Dolayısıyla tezde esas olarak rehnin paraya çevrilmesi yolu ile takip şekli
117
incelenmiş ve yeri geldikçe diğer takip yolları ile ilgili de açıklamalar
yapılmıştır.
Anahtar Sözcükler
1. Gemi haczi, 2. Gemi alacaklısı hakkı, 3. Haczedilemiyecek gemiler, 4. Cebr-i icra, 5. Gemi alacaklısı hakkı.
118
ABSTRACT
BAHADIR, Uğur. Shıp Arrestment In Turkısh Internatıonal Procedural Law.
M.Sc. Thesis, Ankara, 2007
In this thesis, subject “ship arrestment in Turkish international
procedural law” is studied. In this process, creditor’s right for ship, laws they
are liable to, arrestment in Turkish international procedural law, problems
steming from international law and arising in application, international
aggrements, the last changes in legislation, current works about the subject,
decisions of the Supreme Court of Appeals and the new Turkish Commercial
Law Bill are studied. Firstly, in this thesis, the historical development of
Admiralty Law is shortly mentioned. Then basic concepts about admiralty law
like ship, ship’s register, running a ship are clarified. Subsequently, creditor’s
right for ship and law cases that will be applied to this right are studied. In
the second part of the thesis, applying foreclosure to ships and law matters
that are to be applied are studied. After mentioning the basic problems in the
foreclosure area. The law matter to which foreclosure is liable, is studied.
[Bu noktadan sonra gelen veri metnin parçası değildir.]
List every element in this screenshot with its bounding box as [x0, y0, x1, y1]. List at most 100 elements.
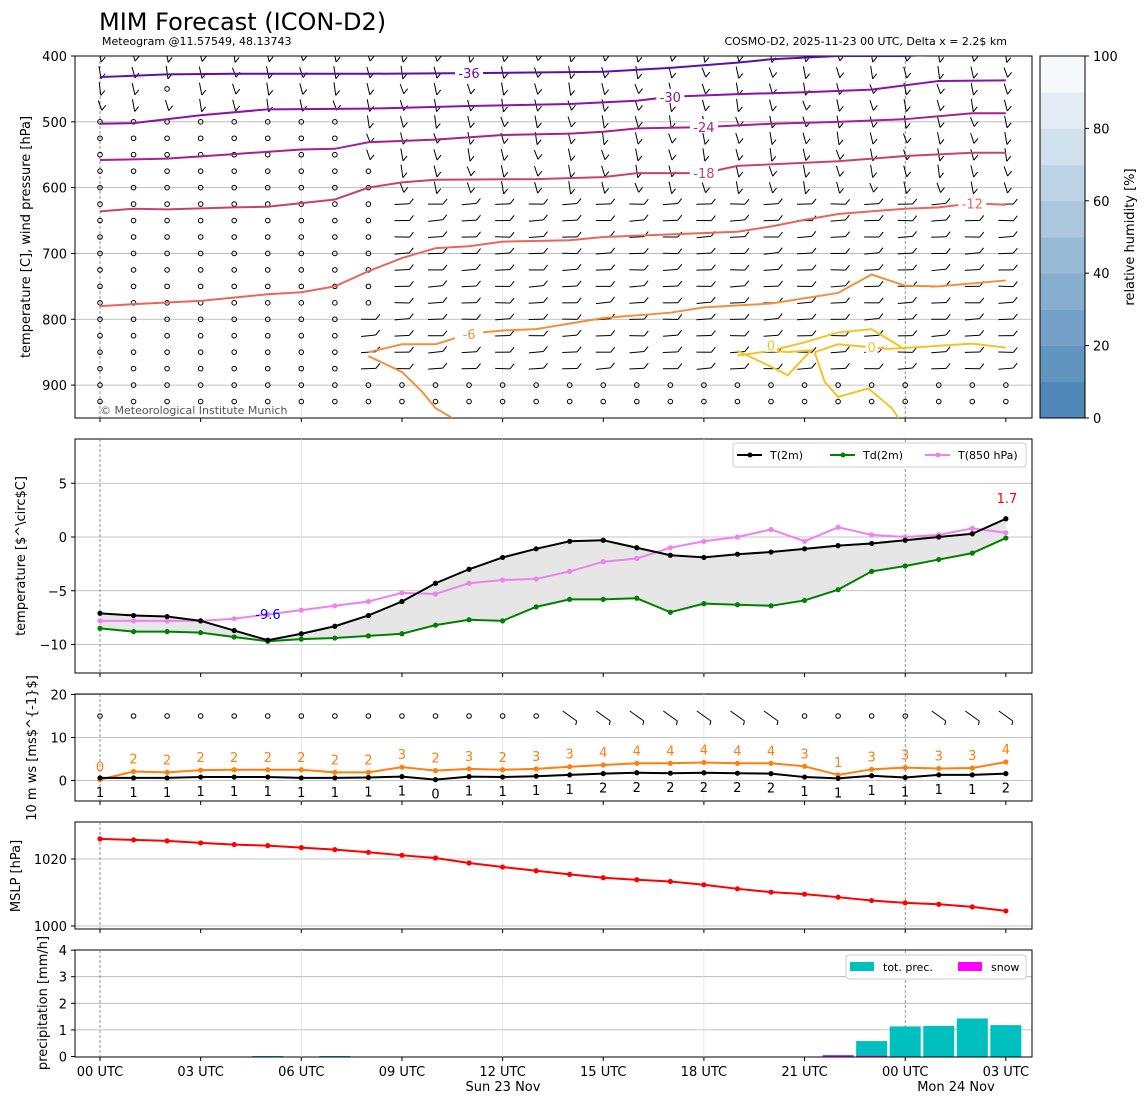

Within this context, structures and features of international prosedural law is
studied; then law to be applied, the matter of foreclosure for ships in other
states and international aggrements about this subject are evaluated. In the
last part of thesis, foreclosure in admiralty law, jurisdictional question, parties
of prosecution, presentation, ships that are impossiple to arrest, arresting
ships, matters of lien are studied. The thesis is limited about the ways of
prosecution in arresting ships. Due to features of admiralty law, creditors will
have lien; so they will prosecute mostly with the way of foreclosure.
Accordingly, prosecution with the way of foreclosure is mainly studied in the
thesis and meanwhile other ways of prosecution are explained.
119
Key Words
1. Ship arrestment, 2. Creditor’s right for ship, 3. Ships that are impossiple to arrest, 4. Arrest, 5. Creditor’s right for ship.